The U.S. Court of Appeals for the District of Columbia Circuit today reversed and remanded a decision of the U.S. Tax Court concerning two French taxes and the social security totalization agreement between the United States and France. The D.C. Circuit concluded that the Tax Court committed legal error in its analysis.
The case is: Eshel v. Commission, No. 14-1215 (D.C. Cir. August 5, 2016). Read the D.C. Circuit’s decision [PDF 82 KB]
The Tax Court in its 2014 opinion reported that the United States and France in 1987 entered into a totalization agreement to coordinate benefits under their respective social security systems.

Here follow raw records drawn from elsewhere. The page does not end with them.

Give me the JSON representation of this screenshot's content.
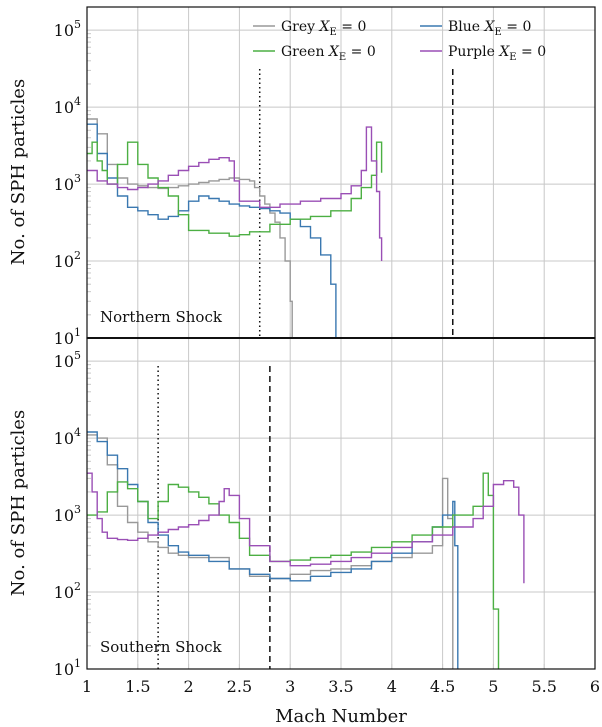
{
  "chart_data": {
    "type": "line",
    "xlabel": "Mach Number",
    "ylabel": "No. of SPH particles",
    "xlim": [
      1,
      6
    ],
    "ylim": [
      10,
      200000
    ],
    "yscale": "log",
    "grid": true,
    "x_ticks": [
      "1",
      "1.5",
      "2",
      "2.5",
      "3",
      "3.5",
      "4",
      "4.5",
      "5",
      "5.5",
      "6"
    ],
    "legend": {
      "placement": "top-right",
      "entries": [
        {
          "label": "Grey",
          "math": "X",
          "sub": "E",
          "rhs": " = 0",
          "color": "#999999"
        },
        {
          "label": "Blue",
          "math": "X",
          "sub": "E",
          "rhs": " = 0",
          "color": "#3a78b0"
        },
        {
          "label": "Green",
          "math": "X",
          "sub": "E",
          "rhs": " = 0",
          "color": "#4caf43"
        },
        {
          "label": "Purple",
          "math": "X",
          "sub": "E",
          "rhs": " = 0",
          "color": "#9a4fb5"
        }
      ]
    },
    "panels": [
      {
        "annotation": "Northern Shock",
        "y_ticks": [
          "10^1",
          "10^2",
          "10^3",
          "10^4",
          "10^5"
        ],
        "vlines": [
          {
            "x": 2.7,
            "style": "dotted"
          },
          {
            "x": 4.6,
            "style": "dashed"
          }
        ],
        "series": [
          {
            "color": "#999999",
            "x": [
              1.0,
              1.1,
              1.2,
              1.3,
              1.4,
              1.5,
              1.6,
              1.7,
              1.8,
              1.9,
              2.0,
              2.1,
              2.2,
              2.3,
              2.4,
              2.5,
              2.6,
              2.65,
              2.7,
              2.75,
              2.8,
              2.85,
              2.9,
              2.95,
              3.0,
              3.02
            ],
            "y": [
              7000,
              4500,
              1800,
              1200,
              1000,
              950,
              900,
              880,
              900,
              950,
              1000,
              1050,
              1100,
              1150,
              1200,
              1150,
              1100,
              900,
              700,
              550,
              420,
              320,
              200,
              100,
              30,
              10
            ]
          },
          {
            "color": "#3a78b0",
            "x": [
              1.0,
              1.1,
              1.2,
              1.3,
              1.4,
              1.5,
              1.6,
              1.7,
              1.8,
              1.9,
              2.0,
              2.1,
              2.2,
              2.3,
              2.4,
              2.5,
              2.6,
              2.7,
              2.8,
              2.9,
              3.0,
              3.1,
              3.2,
              3.3,
              3.4,
              3.45
            ],
            "y": [
              6000,
              2500,
              1200,
              700,
              500,
              450,
              400,
              350,
              380,
              450,
              600,
              700,
              650,
              600,
              550,
              520,
              500,
              480,
              450,
              420,
              350,
              280,
              200,
              120,
              50,
              10
            ]
          },
          {
            "color": "#4caf43",
            "x": [
              1.0,
              1.05,
              1.1,
              1.15,
              1.2,
              1.3,
              1.4,
              1.5,
              1.6,
              1.7,
              1.8,
              1.9,
              2.0,
              2.2,
              2.4,
              2.5,
              2.6,
              2.8,
              3.0,
              3.2,
              3.4,
              3.6,
              3.7,
              3.8,
              3.85,
              3.9
            ],
            "y": [
              2500,
              3500,
              2000,
              1500,
              1000,
              1800,
              3500,
              1800,
              1200,
              900,
              700,
              400,
              250,
              230,
              210,
              220,
              240,
              300,
              350,
              380,
              450,
              650,
              900,
              1300,
              3500,
              1400
            ]
          },
          {
            "color": "#9a4fb5",
            "x": [
              1.0,
              1.1,
              1.2,
              1.3,
              1.4,
              1.5,
              1.6,
              1.7,
              1.8,
              1.9,
              2.0,
              2.1,
              2.2,
              2.3,
              2.4,
              2.45,
              2.5,
              2.7,
              2.9,
              3.1,
              3.3,
              3.5,
              3.6,
              3.7,
              3.75,
              3.8,
              3.85,
              3.88,
              3.9
            ],
            "y": [
              1500,
              1100,
              1000,
              900,
              850,
              900,
              1000,
              1100,
              1300,
              1500,
              1700,
              1900,
              2100,
              2200,
              2000,
              1100,
              600,
              500,
              550,
              600,
              650,
              750,
              950,
              1500,
              5500,
              2000,
              800,
              200,
              100
            ]
          }
        ]
      },
      {
        "annotation": "Southern Shock",
        "y_ticks": [
          "10^1",
          "10^2",
          "10^3",
          "10^4",
          "10^5"
        ],
        "vlines": [
          {
            "x": 1.7,
            "style": "dotted"
          },
          {
            "x": 2.8,
            "style": "dashed"
          }
        ],
        "series": [
          {
            "color": "#999999",
            "x": [
              1.0,
              1.1,
              1.2,
              1.3,
              1.4,
              1.5,
              1.6,
              1.7,
              1.8,
              1.9,
              2.0,
              2.2,
              2.4,
              2.6,
              2.8,
              3.0,
              3.2,
              3.4,
              3.6,
              3.8,
              4.0,
              4.2,
              4.4,
              4.5,
              4.55,
              4.6
            ],
            "y": [
              11000,
              10000,
              4500,
              1300,
              800,
              600,
              450,
              380,
              320,
              300,
              280,
              280,
              200,
              160,
              150,
              170,
              190,
              200,
              220,
              250,
              280,
              320,
              400,
              3000,
              900,
              10
            ]
          },
          {
            "color": "#3a78b0",
            "x": [
              1.0,
              1.1,
              1.2,
              1.3,
              1.4,
              1.5,
              1.6,
              1.7,
              1.8,
              1.9,
              2.0,
              2.2,
              2.4,
              2.6,
              2.8,
              3.0,
              3.2,
              3.4,
              3.6,
              3.8,
              4.0,
              4.2,
              4.4,
              4.5,
              4.6,
              4.62,
              4.65
            ],
            "y": [
              12000,
              9000,
              6000,
              4000,
              2500,
              1500,
              800,
              550,
              400,
              330,
              300,
              250,
              200,
              170,
              150,
              140,
              160,
              180,
              200,
              250,
              320,
              450,
              700,
              1000,
              1500,
              400,
              10
            ]
          },
          {
            "color": "#4caf43",
            "x": [
              1.0,
              1.1,
              1.2,
              1.3,
              1.4,
              1.5,
              1.6,
              1.7,
              1.8,
              1.9,
              2.0,
              2.1,
              2.2,
              2.3,
              2.4,
              2.5,
              2.6,
              2.8,
              3.0,
              3.2,
              3.4,
              3.6,
              3.8,
              4.0,
              4.2,
              4.4,
              4.6,
              4.8,
              4.9,
              4.95,
              5.0,
              5.05
            ],
            "y": [
              1000,
              1100,
              2000,
              2700,
              2200,
              1500,
              900,
              1500,
              2500,
              2300,
              2000,
              1700,
              1400,
              1000,
              800,
              500,
              300,
              250,
              260,
              280,
              300,
              330,
              380,
              450,
              550,
              700,
              1000,
              1300,
              3500,
              1800,
              60,
              10
            ]
          },
          {
            "color": "#9a4fb5",
            "x": [
              1.0,
              1.05,
              1.1,
              1.15,
              1.2,
              1.3,
              1.4,
              1.5,
              1.6,
              1.7,
              1.8,
              1.9,
              2.0,
              2.1,
              2.2,
              2.3,
              2.35,
              2.4,
              2.5,
              2.6,
              2.8,
              3.0,
              3.2,
              3.4,
              3.6,
              3.8,
              4.0,
              4.2,
              4.4,
              4.6,
              4.8,
              4.9,
              5.0,
              5.1,
              5.2,
              5.25,
              5.3
            ],
            "y": [
              3500,
              2000,
              900,
              600,
              500,
              480,
              470,
              500,
              550,
              600,
              650,
              700,
              750,
              850,
              1000,
              1500,
              2200,
              1800,
              900,
              400,
              250,
              220,
              230,
              250,
              280,
              320,
              380,
              450,
              550,
              700,
              900,
              1300,
              2500,
              2800,
              2300,
              1000,
              130
            ]
          }
        ]
      }
    ]
  }
}
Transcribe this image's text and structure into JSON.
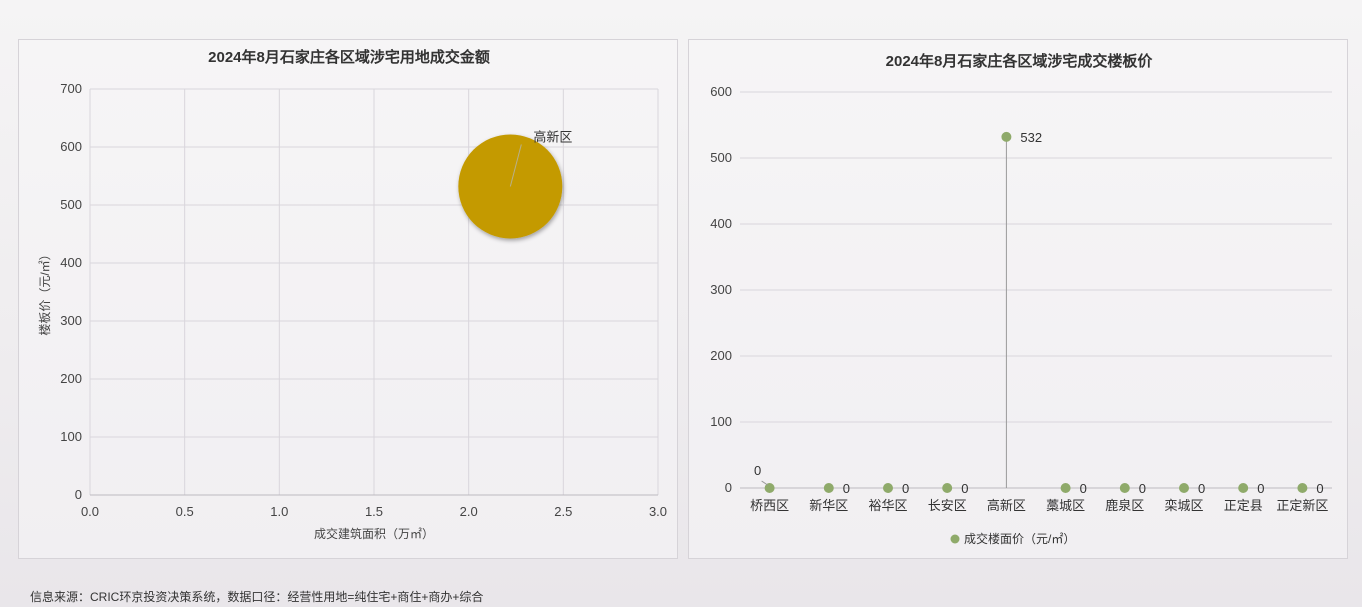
{
  "footer": {
    "source_text": "信息来源：CRIC环京投资决策系统，数据口径：经营性用地=纯住宅+商住+商办+综合"
  },
  "chart_data": [
    {
      "type": "scatter",
      "title": "2024年8月石家庄各区域涉宅用地成交金额",
      "xlabel": "成交建筑面积（万㎡）",
      "ylabel": "楼板价（元/㎡）",
      "xlim": [
        0,
        3
      ],
      "ylim": [
        0,
        700
      ],
      "x_ticks": [
        "0.0",
        "0.5",
        "1.0",
        "1.5",
        "2.0",
        "2.5",
        "3.0"
      ],
      "y_ticks": [
        "0",
        "100",
        "200",
        "300",
        "400",
        "500",
        "600",
        "700"
      ],
      "grid": true,
      "bubble_color": "#c49a00",
      "points": [
        {
          "label": "高新区",
          "x": 2.22,
          "y": 532
        }
      ]
    },
    {
      "type": "scatter",
      "title": "2024年8月石家庄各区域涉宅成交楼板价",
      "categories": [
        "桥西区",
        "新华区",
        "裕华区",
        "长安区",
        "高新区",
        "藁城区",
        "鹿泉区",
        "栾城区",
        "正定县",
        "正定新区"
      ],
      "series": [
        {
          "name": "成交楼面价（元/㎡）",
          "values": [
            0,
            0,
            0,
            0,
            532,
            0,
            0,
            0,
            0,
            0
          ]
        }
      ],
      "data_labels": [
        "0",
        "0",
        "0",
        "0",
        "532",
        "0",
        "0",
        "0",
        "0",
        "0"
      ],
      "ylim": [
        0,
        600
      ],
      "y_ticks": [
        "0",
        "100",
        "200",
        "300",
        "400",
        "500",
        "600"
      ],
      "grid": true,
      "legend": "bottom",
      "marker_color": "#8faa6a"
    }
  ]
}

The individual taxpayers in 2008 and 2009 paid two taxes to the French government—la contribution sociale généralisée (CSG) and la contribution pour le remboursement de la dette sociale (CRDS)—and claimed credits for these payments under Code section 901. The IRS disallowed the claimed credits, contending that the taxpayers paid CSG and CRDS to France in accordance with the terms of the United States-France totalization agreement.
The Tax Court granted summary judgment for the IRS, finding that CSG and CRDS—having been adopted by France after the totalization agrement—amended or supplemented the totalization agreement and thus were not creditable for U.S. income tax purposes. The Tax Court concluded that U.S. social security provisions precluded the taxpayers’ foreign tax credits for CSG and CRDS paid to France in 2008 and 2009.
Today, the D.C. Circuit reversed and remanded, finding that the Tax Court committed legal error in not analyzing the text of the totalization agreement or the understanding of the U.S. and French governments.